Hervorragenden Pferdesport bekamen die Zuschauer am vergangenen Wochenende in Harsum bei den ConMoto Jumping Days zu sehen. In den drei von ConMoto gesponserten S-Springen der Großen Tour gingen insgesamt 87 Paare in den Parcours. Die am höchsten dotierte Prüfung, das S***-Springen mit Stechen als Höhepunkt am Sonntagnachmittag, entschied Tim Rieskamp-Goedeking auf „Chico Bonito“ für sich. Das S**-Eingangsspringen der Großen Tour gewann Christof Kauert und im Zwei-Phasen-Springen der Klasse S*** hatte Finja Bormann am Sonnabend die Nase mit „Iron Man“ vorne.

Tim Rieskamp-Goedeking siegt im Stechen

Tim Rieskamp-Goedeking gewann auf „Chico Bonito“
Tim Rieskamp-Goedeking gewann auf „Chico Bonito“ das Hauptspringen der Großen Tour bei den ConMoto Jumping Days.

Im S***-Springen sahen die Zuschauer 28 Starter, Turnierchef Franz Bormann bezeichnete das als „perfektes Ergebnis“ in einer „spitzenmäßigen Großen Tour“. Drei Null-Fehler-Paare qualifizierten sich für das Stechen: Tim Rieskamp-Goedeking auf „Chico Bonito“, Kai Thomann auf „Samba de Janeiro“ und Finja Bormann auf „Iron Man“. Auch Steffen Bröckmann mit „Chloé“ war fehlerfrei geblieben. Der Reiter verletzte sich allerdings nach dem letzten Sprung und wurde Vierter, weil er zum Stechen nicht mehr antreten konnte. Vier weitere Reiter schrammten knapp am Stechen vorbei, weil die Überschreitung der erlaubten Zeit sie einen Strafpunkt kostete.
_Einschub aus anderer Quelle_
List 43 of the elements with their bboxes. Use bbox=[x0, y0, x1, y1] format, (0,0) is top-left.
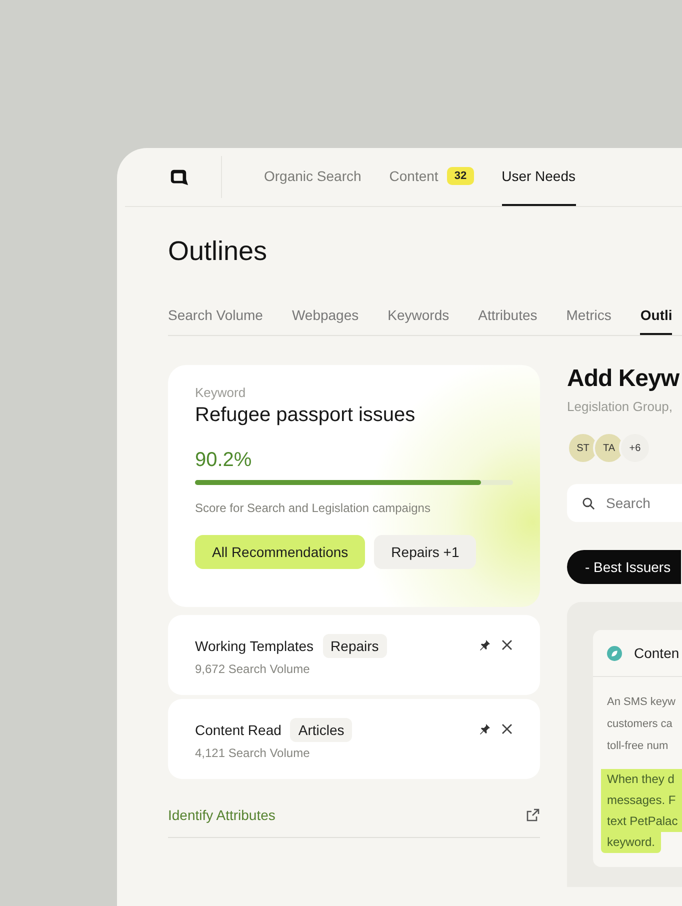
category-tag: Repairs bbox=[322, 634, 387, 658]
more-avatars: +6 bbox=[619, 432, 651, 464]
logo-icon bbox=[169, 168, 188, 186]
panel-title: Add Keyw bbox=[567, 365, 680, 393]
nav-tab[interactable]: Organic Search bbox=[264, 148, 362, 206]
search-volume: 9,672 Search Volume bbox=[195, 662, 311, 676]
tab[interactable]: Keywords bbox=[388, 301, 450, 335]
filter-button[interactable]: Repairs +1 bbox=[374, 535, 476, 569]
content-title: Conten bbox=[634, 645, 680, 661]
close-icon[interactable] bbox=[501, 639, 513, 651]
page-title: Outlines bbox=[168, 236, 268, 268]
pin-icon[interactable] bbox=[479, 723, 491, 735]
keyword-name: Working Templates bbox=[195, 638, 314, 654]
keyword-row[interactable]: Working Templates Repairs 9,672 Search Volume bbox=[168, 615, 540, 695]
score-caption: Score for Search and Legislation campaigns bbox=[195, 501, 430, 515]
filter-button[interactable]: All Recommendations bbox=[195, 535, 366, 569]
nav-tab[interactable]: Content 32 bbox=[389, 148, 474, 206]
body-text-line: toll-free num bbox=[607, 739, 668, 754]
body-text-line: An SMS keyw bbox=[607, 695, 676, 710]
tab[interactable]: Outli bbox=[640, 301, 672, 335]
leaf-icon bbox=[607, 646, 622, 660]
tab[interactable]: Attributes bbox=[478, 301, 538, 335]
keyword-name: Content Read bbox=[195, 722, 282, 738]
category-tag: Articles bbox=[290, 718, 352, 742]
score-value: 90.2% bbox=[195, 449, 252, 472]
search-icon bbox=[582, 497, 595, 510]
tab[interactable]: Search Volume bbox=[168, 301, 263, 335]
close-icon[interactable] bbox=[501, 723, 513, 735]
count-badge: 32 bbox=[447, 167, 474, 185]
tab[interactable]: Metrics bbox=[566, 301, 612, 335]
pin-icon[interactable] bbox=[479, 639, 491, 651]
keyword-row[interactable]: Content Read Articles 4,121 Search Volume bbox=[168, 699, 540, 779]
search-field[interactable]: Search bbox=[567, 484, 682, 522]
keyword-label: Keyword bbox=[195, 385, 246, 400]
search-volume: 4,121 Search Volume bbox=[195, 746, 311, 760]
keyword-text: Refugee passport issues bbox=[195, 404, 416, 427]
tab[interactable]: Webpages bbox=[292, 301, 359, 335]
body-text-line: customers ca bbox=[607, 717, 672, 732]
filter-chip[interactable]: - Best Issuers bbox=[567, 550, 681, 584]
nav-tab[interactable]: User Needs bbox=[502, 148, 576, 206]
identify-attributes-link[interactable]: Identify Attributes bbox=[168, 807, 276, 823]
external-link-icon[interactable] bbox=[526, 808, 540, 822]
panel-subtitle: Legislation Group, bbox=[567, 399, 673, 414]
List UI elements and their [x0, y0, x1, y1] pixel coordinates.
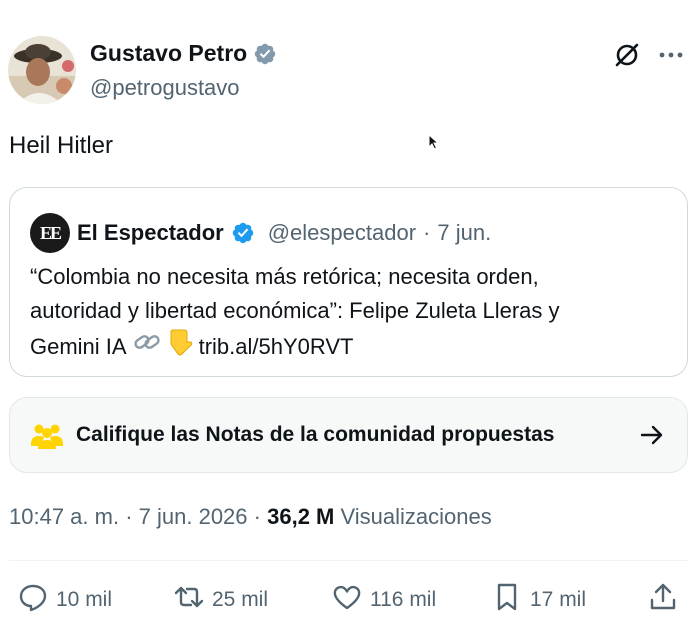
like-count: 116 mil	[370, 588, 437, 611]
quoted-tweet-header: EE El Espectador @elespectador · 7 jun.	[30, 213, 491, 253]
quoted-body: “Colombia no necesita más retórica; nece…	[30, 260, 670, 366]
action-bar: 10 mil 25 mil 116 mil 17 mil	[18, 582, 682, 622]
verified-badge-icon[interactable]	[253, 42, 277, 66]
bookmark-button[interactable]: 17 mil	[492, 582, 586, 618]
share-button[interactable]	[648, 582, 678, 618]
community-notes-label: Califique las Notas de la comunidad prop…	[76, 423, 555, 446]
pointing-down-emoji-icon	[167, 328, 193, 366]
repost-icon	[174, 582, 204, 618]
arrow-right-icon[interactable]	[639, 422, 665, 448]
quoted-body-line: autoridad y libertad económica”: Felipe …	[30, 298, 560, 323]
author-name[interactable]: Gustavo Petro	[90, 40, 247, 67]
author-handle[interactable]: @petrogustavo	[90, 75, 277, 101]
meta-separator: ·	[125, 504, 133, 529]
quoted-author-handle[interactable]: @elespectador	[268, 220, 416, 246]
author-block: Gustavo Petro @petrogustavo	[90, 40, 277, 101]
divider	[9, 560, 688, 561]
avatar[interactable]	[8, 36, 76, 104]
meta-separator: ·	[253, 504, 261, 529]
bookmark-icon	[492, 582, 522, 618]
quoted-avatar-logo[interactable]: EE	[30, 213, 70, 253]
share-icon	[648, 582, 678, 618]
repost-button[interactable]: 25 mil	[174, 582, 268, 618]
community-notes-banner[interactable]: Califique las Notas de la comunidad prop…	[9, 397, 688, 473]
repost-count: 25 mil	[212, 588, 269, 611]
tweet-time[interactable]: 10:47 a. m.	[9, 504, 119, 529]
quoted-tweet[interactable]: EE El Espectador @elespectador · 7 jun. …	[9, 187, 688, 377]
bookmark-count: 17 mil	[530, 588, 587, 611]
quoted-link[interactable]: trib.al/5hY0RVT	[199, 330, 354, 364]
reply-button[interactable]: 10 mil	[18, 582, 112, 618]
link-emoji-icon	[133, 330, 161, 364]
reply-count: 10 mil	[56, 588, 113, 611]
more-icon[interactable]	[656, 40, 686, 70]
mouse-cursor-icon	[428, 133, 440, 150]
heart-icon	[332, 582, 362, 618]
quoted-body-text: Gemini IA	[30, 334, 127, 359]
views-count: 36,2 M	[267, 504, 335, 529]
grok-icon[interactable]	[612, 40, 642, 70]
views-label: Visualizaciones	[340, 504, 492, 529]
quoted-body-line: Gemini IA trib.al/5hY0RVT	[30, 328, 670, 366]
quoted-verified-badge-icon	[231, 221, 255, 245]
quoted-separator: ·	[423, 220, 431, 245]
people-icon	[30, 420, 64, 450]
quoted-date[interactable]: 7 jun.	[437, 220, 491, 246]
quoted-author-name[interactable]: El Espectador	[77, 220, 224, 246]
reply-icon	[18, 582, 48, 618]
quoted-body-line: “Colombia no necesita más retórica; nece…	[30, 264, 539, 289]
like-button[interactable]: 116 mil	[332, 582, 436, 618]
tweet-text: Heil Hitler	[9, 132, 114, 159]
tweet-meta: 10:47 a. m. · 7 jun. 2026 · 36,2 M Visua…	[9, 504, 492, 530]
tweet-header: Gustavo Petro @petrogustavo	[8, 36, 688, 106]
tweet-date[interactable]: 7 jun. 2026	[139, 504, 248, 529]
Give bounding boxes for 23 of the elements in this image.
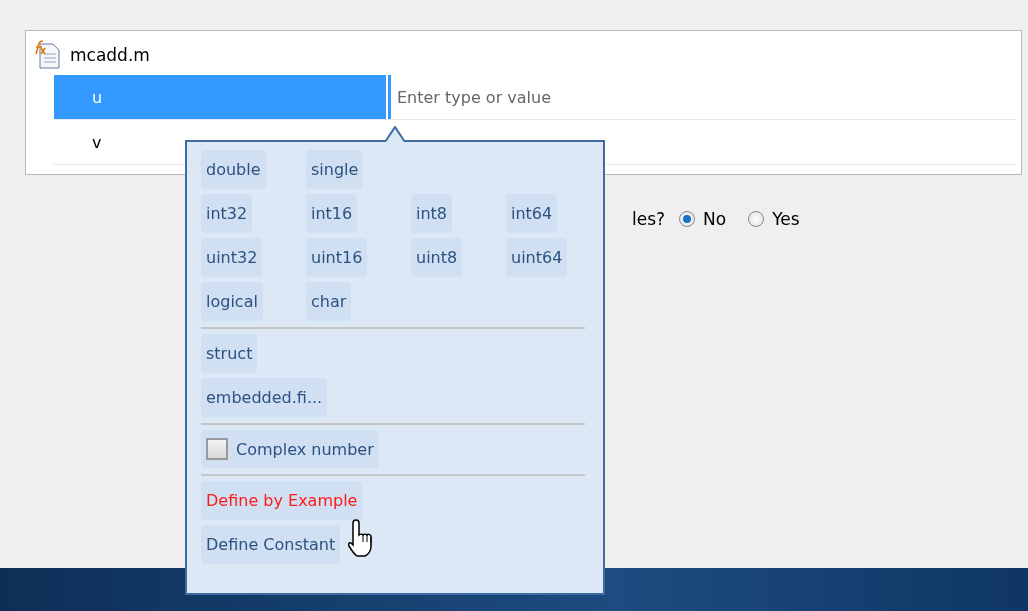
type-option[interactable]: int16	[306, 194, 358, 233]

Darunter war auch Tim Rieskamp-Goedeking mit seiner Stute „Pepina“. Trotzdem war er am Ende der Gewinner: Er setzte sich mit einem fehlerfreien Ritt in der Zeit von 39,07 Sekunden gegen Kai Thomann (0/39,91) durch. Dritte wurde Finja Bormann mit einem Abwurf und 39,50 Sekunden.

„Tolle Bedingungen und viel Herzblut“

Große Tour bei den ConMoto Jumping Days: Klassesport und ein Zuschauererfolg
Finja Bormann, hier auf „Iron Man“, war mit vier Platzierungen – darunter ein Sieg und ein dritter Platz – erfolgreichste Reiterin der Großen Tour.

Vom Sieger Tim Rieskamp-Goedeking gab es anschließend ein großes Lob für den Veranstalter und die vielen Helfer: „Ich bin zum ersten Mal in Harsum. Und ich muss sagen: Wer hier meckert, der braucht gar nicht mehr zum Turnier fahren. Wir haben hier wirklich tolle Bedingungen und einen Veranstalter, der das mit Herzblut macht. Man merkt, da sind das Knowhow und auch der Antrieb, so ein Turnier zu machen.“ Am erfolgreichsten in den drei Prüfungen Großen Tour war Finja Bormann vom Elmgestüt Drei Eichen: Neben ihrem dritten Platz im S***-Springen mit Stechen gewann sie mit „Iron Man“ das Zwei-Phasen-Springen der Klasse S*** und wurde mit dem Hengst im S**-Springen Vierte. Darüber hinaus ritt sie mit „A Crazy Son of Lavina“ im Zwei-Phasen-Springen auf Rang 8. In dieser Prüfung platzierte darüber hinaus „ConMoto Crazy Chara“ unter Friso Bormann auf Platz 9.

ConMoto unterstützte neben der Großen Tour auch den Volunteer Cup, in dem sich die zahlreichen aktiven Reiterinnen und Reiter miteinander messen, die bei der Organisation des Turniers mithelfen. Das Springen der Klasse L gewann Elisabeth Jungk auf „Dynamica“ vor Karla Herzog auf „Callie Rose“ und Olaf Herold auf „Mackmyra“. Im A-Springen des Volunteer Cups siegte Mathilde Uhlhorn auf „Persaldo“ vor Celina Schubert auf „Da Capo“ und Britt Vasen auf „Lativa“.